During the public hearing, Mike Therber of the Indianapolis based financial consulting firm Therber Brock, told those at the meeting that there are two methods of financing a school construction project.
The state Common School Loan fund is available at 4% interest with a 25-year repayment schedule, Therber said, adding that the Common School Loan rate is not changed in a considerable length of time and is not expected to any time soon.
“The maximum loan per year is $15 million so if we decide to go that route the financing would need to be in two phases to pay for a $20 million project,” he said, noting that CSL funding is approved on a first come-first served basis
Therber said the alternative method of financing is through a bond issue. “Currently, bonds are being purchased at 3.5% but those rates fluctuate more than the Common School Loan,” he said.
There are additional costs for advertising and selling school bonds.
“Which method to use could be a ‘game time decision’ as the project moves forward,” he advised the board.
Jones told the crowd that the project will result in a debt service (the fund from which school mortgages and loans are paid) tax rate increase.
The current school debt tax rate is just under 80-cents per $100 of assessed valuation. Jones said that the tax rate could go to $1.15 temporarily.
“But with the middle school construction loan being paid off in a couple of years, by 2022 we anticipate tax neutrality (dropping back to around 80 cents) after that,” said the superintendent.

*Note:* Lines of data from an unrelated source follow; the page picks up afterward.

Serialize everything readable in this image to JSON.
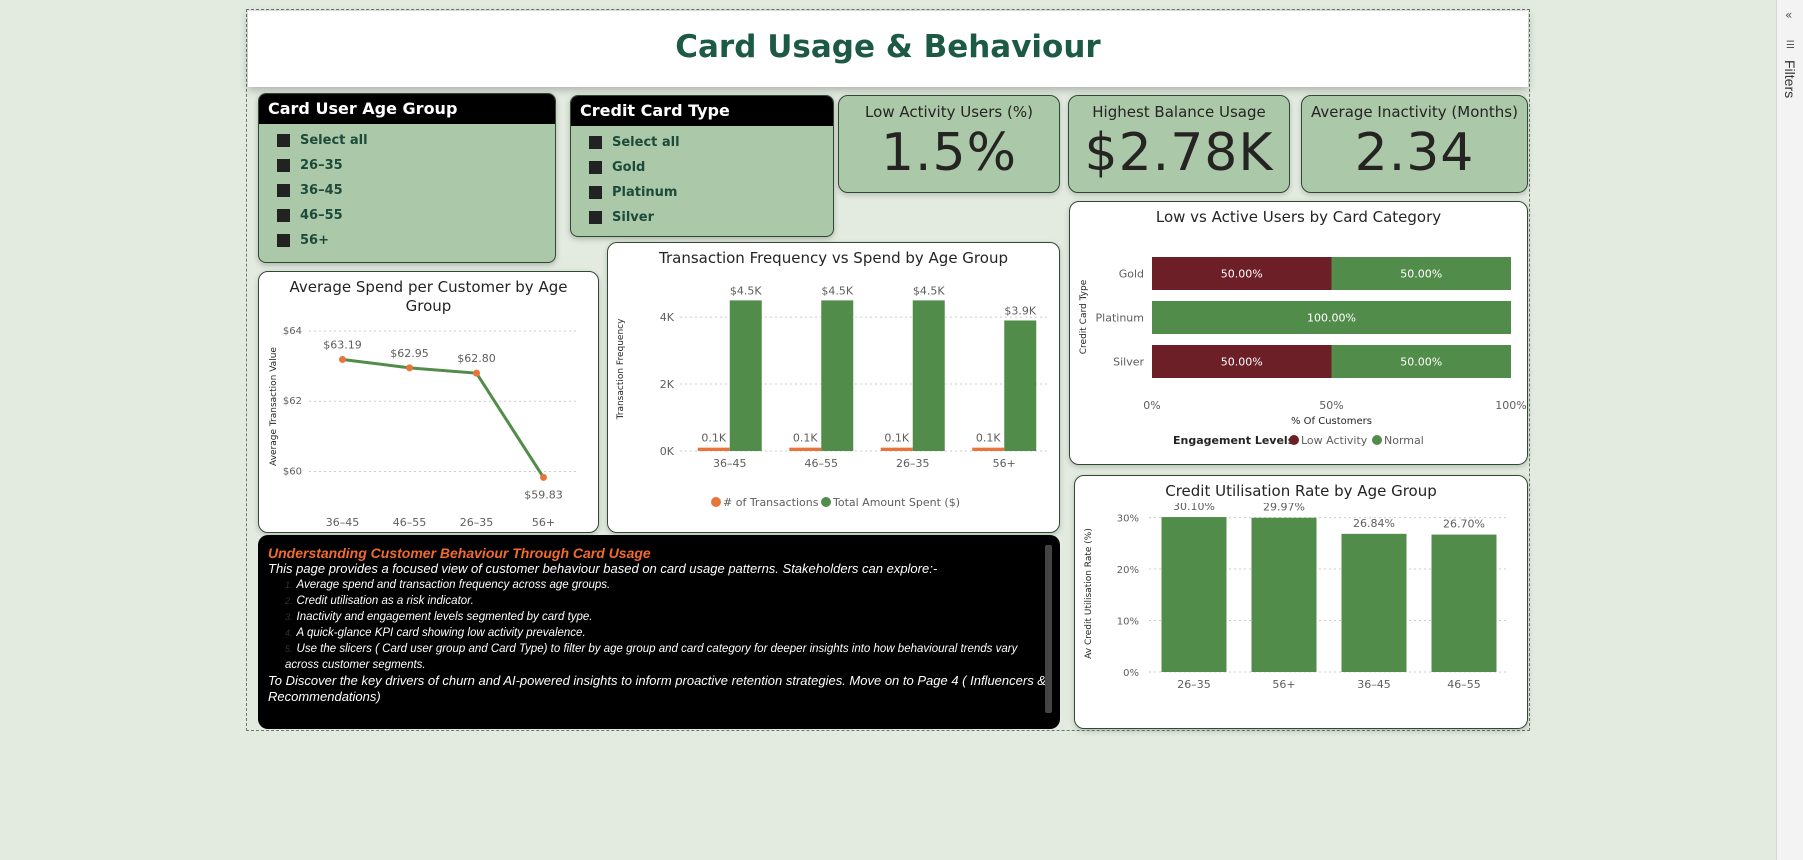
{
  "page_title": "Card Usage & Behaviour",
  "filters_pane": {
    "label": "Filters",
    "collapse": "«"
  },
  "slicer_age": {
    "title": "Card User Age Group",
    "items": [
      "Select all",
      "26–35",
      "36–45",
      "46–55",
      "56+"
    ]
  },
  "slicer_card": {
    "title": "Credit Card Type",
    "items": [
      "Select all",
      "Gold",
      "Platinum",
      "Silver"
    ]
  },
  "cards": {
    "low_activity": {
      "label": "Low Activity Users (%)",
      "value": "1.5%"
    },
    "highest_balance": {
      "label": "Highest Balance Usage",
      "value": "$2.78K"
    },
    "avg_inactivity": {
      "label": "Average Inactivity (Months)",
      "value": "2.34"
    }
  },
  "colors": {
    "green": "#528c4b",
    "orange": "#e8743b",
    "maroon": "#6d1f28",
    "title_green": "#1d5a46",
    "panel_bg": "#abc9a8"
  },
  "text_box": {
    "heading": "Understanding Customer Behaviour Through Card Usage",
    "intro": "This page provides a focused view of customer behaviour based on card usage patterns. Stakeholders can explore:-",
    "items": [
      "Average spend and transaction frequency across age groups.",
      "Credit utilisation as a risk indicator.",
      "Inactivity and engagement levels segmented by card type.",
      "A quick-glance KPI card showing low activity prevalence.",
      "Use the slicers ( Card user group and Card Type) to filter by age group and card category for deeper insights into how behavioural trends vary across customer segments."
    ],
    "item_numbers": [
      "1.",
      "2.",
      "3.",
      "4.",
      "5."
    ],
    "outro": "To Discover the key drivers of churn and AI-powered insights to inform proactive retention strategies. Move on to Page 4 ( Influencers & Recommendations)"
  },
  "chart_data": [
    {
      "id": "avg_spend",
      "type": "line",
      "title": "Average Spend per Customer by Age Group",
      "ylabel": "Average Transaction Value",
      "xlabel": "",
      "categories": [
        "36–45",
        "46–55",
        "26–35",
        "56+"
      ],
      "values": [
        63.19,
        62.95,
        62.8,
        59.83
      ],
      "data_labels": [
        "$63.19",
        "$62.95",
        "$62.80",
        "$59.83"
      ],
      "yticks": [
        60,
        62,
        64
      ],
      "ytick_labels": [
        "$60",
        "$62",
        "$64"
      ],
      "ylim": [
        59.5,
        64.2
      ],
      "grid": true
    },
    {
      "id": "txn_freq",
      "type": "bar",
      "title": "Transaction Frequency vs Spend by Age Group",
      "ylabel": "Transaction Frequency",
      "categories": [
        "36–45",
        "46–55",
        "26–35",
        "56+"
      ],
      "series": [
        {
          "name": "# of Transactions",
          "values": [
            0.1,
            0.1,
            0.1,
            0.1
          ],
          "labels": [
            "0.1K",
            "0.1K",
            "0.1K",
            "0.1K"
          ],
          "color": "#e8743b"
        },
        {
          "name": "Total Amount Spent ($)",
          "values": [
            4.5,
            4.5,
            4.5,
            3.9
          ],
          "labels": [
            "$4.5K",
            "$4.5K",
            "$4.5K",
            "$3.9K"
          ],
          "color": "#528c4b"
        }
      ],
      "yticks": [
        0,
        2,
        4
      ],
      "ytick_labels": [
        "0K",
        "2K",
        "4K"
      ],
      "ylim": [
        0,
        4.9
      ],
      "legend": "bottom",
      "grid": true
    },
    {
      "id": "low_vs_active",
      "type": "bar",
      "orientation": "horizontal-stacked-100",
      "title": "Low vs Active Users by Card Category",
      "ylabel": "Credit Card Type",
      "xlabel": "% Of Customers",
      "categories": [
        "Gold",
        "Platinum",
        "Silver"
      ],
      "series": [
        {
          "name": "Low Activity",
          "values": [
            50,
            0,
            50
          ],
          "color": "#6d1f28"
        },
        {
          "name": "Normal",
          "values": [
            50,
            100,
            50
          ],
          "color": "#528c4b"
        }
      ],
      "segment_labels": [
        [
          "50.00%",
          "50.00%"
        ],
        [
          "",
          "100.00%"
        ],
        [
          "50.00%",
          "50.00%"
        ]
      ],
      "xticks": [
        0,
        50,
        100
      ],
      "xtick_labels": [
        "0%",
        "50%",
        "100%"
      ],
      "legend_title": "Engagement Levels",
      "legend": "bottom"
    },
    {
      "id": "credit_util",
      "type": "bar",
      "title": "Credit Utilisation Rate by Age Group",
      "ylabel": "Av Credit Utilisation Rate (%)",
      "categories": [
        "26–35",
        "56+",
        "36–45",
        "46–55"
      ],
      "values": [
        30.1,
        29.97,
        26.84,
        26.7
      ],
      "data_labels": [
        "30.10%",
        "29.97%",
        "26.84%",
        "26.70%"
      ],
      "yticks": [
        0,
        10,
        20,
        30
      ],
      "ytick_labels": [
        "0%",
        "10%",
        "20%",
        "30%"
      ],
      "ylim": [
        0,
        30.5
      ],
      "grid": true
    }
  ]
}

Elementary Principal Beverly Turner told the crowd that “in dealing with very, very old buildings, our staff has changed, our education programming has changed, our technology has changed but the buildings have not.”
The 1950’s California style classrooms require students to go outside for everything, she said. Adding that in the current social environment “Controlled access is very important; it is about keeping our students safe,” said Turner. “It’s about our kids. A single elementary school building will make for a safer, stronger school community.”
Several school patrons spoke in favor of the project.
“Our most important asset is our school system,” said Staci Mullins. “It brings our citizens together.”
Tracy Spencer told the crowd, “Security and safety of kids is a concern. It’s difficult to control access (at the elementary). Where we are now is 30 years behind,” he said. “This is a good project.”
The school board heard presentation from two architectural firms: Kovert Hawkins of Jeffersonville and Lancer+Beebe of Indianapolis.
Both firms in explaining their preliminary designs said they could be changed to suit the school’s needs and the board’s vision.
Both firms said they have completed projects for southern Indiana School systems.
Lancer+Beebe has done work for Switzerland County, Indian Creek, and Scott County School District 2 in nearby Scottsburg.
Kovert Hawkins has completed school project designs for Silver Creek, Madison, Salem, West Washington, Brownstown, Medora and nearby Crothersville. Additionally, the firm designed the Austin Library, Lexington Library, Wesbanco Bank in Austin and the new John Jones GM dealerships in Scottsburg, Salem and Greenville.
Jones said that it is the school board’s desire to select an architect by the end of May or early June. Any construction on a project would not begin until May 2020, he said
A second public hearing will be held at 6:30 p.m. on Monday, May 20, at the administration building to receive additional public comments.